We also reviewed Scottish and UK food and health policies of the past 20 years for their sensitivity to cultural issues. We found scant reference to these issues. They generally considered how the wider environment affected food choices, leaving culture as a black box in between or as shorthand for that which cannot be explained. When policies did call for ‘culture change’, it was in loose sense, which diluted accountability and risked blaming the victim.

A previous analysis – the review of the Scottish Diet Action Plan, published in 2006 – highlighted the culture of policy-making as a particular issue. It had suggested that shortfalls in policy performance could be explained by government’s consensual approach to “working with” the food industry, which had seen decision-makers “not deploy the full set of policy tools available”. Our review suggests that consensual approach is still the norm.

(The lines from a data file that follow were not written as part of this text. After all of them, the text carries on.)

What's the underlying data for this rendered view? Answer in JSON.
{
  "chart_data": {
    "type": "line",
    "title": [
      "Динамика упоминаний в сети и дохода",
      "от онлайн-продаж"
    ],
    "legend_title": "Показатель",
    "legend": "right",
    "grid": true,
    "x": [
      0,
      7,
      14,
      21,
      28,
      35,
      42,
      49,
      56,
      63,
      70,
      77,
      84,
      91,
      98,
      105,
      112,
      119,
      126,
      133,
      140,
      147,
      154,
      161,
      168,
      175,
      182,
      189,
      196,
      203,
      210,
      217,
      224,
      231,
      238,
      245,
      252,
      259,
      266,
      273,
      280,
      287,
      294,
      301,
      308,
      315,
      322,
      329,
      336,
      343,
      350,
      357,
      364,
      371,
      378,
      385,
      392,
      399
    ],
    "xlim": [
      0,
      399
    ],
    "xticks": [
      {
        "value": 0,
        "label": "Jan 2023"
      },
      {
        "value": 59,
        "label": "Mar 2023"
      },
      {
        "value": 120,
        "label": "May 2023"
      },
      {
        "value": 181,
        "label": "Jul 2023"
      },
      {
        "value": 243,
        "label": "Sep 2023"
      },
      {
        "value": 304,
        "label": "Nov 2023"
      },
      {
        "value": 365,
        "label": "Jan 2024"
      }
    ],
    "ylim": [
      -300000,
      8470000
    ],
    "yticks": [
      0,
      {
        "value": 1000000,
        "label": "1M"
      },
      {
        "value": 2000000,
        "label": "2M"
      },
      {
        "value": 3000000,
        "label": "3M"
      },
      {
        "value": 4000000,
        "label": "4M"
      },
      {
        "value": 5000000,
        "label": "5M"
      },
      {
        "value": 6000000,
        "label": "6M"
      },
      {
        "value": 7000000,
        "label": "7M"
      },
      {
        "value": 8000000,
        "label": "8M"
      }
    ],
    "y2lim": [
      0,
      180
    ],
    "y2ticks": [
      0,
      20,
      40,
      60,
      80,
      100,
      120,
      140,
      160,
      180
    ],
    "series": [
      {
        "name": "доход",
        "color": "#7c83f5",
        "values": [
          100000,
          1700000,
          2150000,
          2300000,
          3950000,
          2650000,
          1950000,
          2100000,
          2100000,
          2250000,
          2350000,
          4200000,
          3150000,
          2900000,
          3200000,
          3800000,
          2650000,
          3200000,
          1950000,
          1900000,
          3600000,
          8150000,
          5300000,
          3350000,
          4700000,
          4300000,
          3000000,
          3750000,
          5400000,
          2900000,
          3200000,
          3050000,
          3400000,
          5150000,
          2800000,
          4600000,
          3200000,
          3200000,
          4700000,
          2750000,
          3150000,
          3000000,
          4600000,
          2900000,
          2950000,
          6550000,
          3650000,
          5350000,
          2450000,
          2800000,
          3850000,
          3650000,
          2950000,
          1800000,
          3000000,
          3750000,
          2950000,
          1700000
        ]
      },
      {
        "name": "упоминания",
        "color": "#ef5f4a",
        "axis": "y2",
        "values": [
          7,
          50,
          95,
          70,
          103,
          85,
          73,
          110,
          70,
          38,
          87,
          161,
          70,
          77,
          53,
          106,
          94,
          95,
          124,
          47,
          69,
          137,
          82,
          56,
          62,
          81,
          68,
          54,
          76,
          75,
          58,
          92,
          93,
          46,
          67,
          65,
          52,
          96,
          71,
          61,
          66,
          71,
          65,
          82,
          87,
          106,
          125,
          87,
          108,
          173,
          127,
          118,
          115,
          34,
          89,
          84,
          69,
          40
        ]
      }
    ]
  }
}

What does this mean in practice? Perhaps that ‘culture change’ begins at home, with policy makers reflecting on how their own institutional culture affects the nation’s health. More research into the meanings and values people attach to food could also be useful, particularly in validating and feeding into policy design the hard-learned know-how of community health practitioners. But we don’t suggest diverting more health research into new work on ‘food culture’ – that fact is that existing work on health inequalities does a pretty good job of explaining poor diet, and much of it touches on cultural issues, so the priority should be to make the most of that evidence.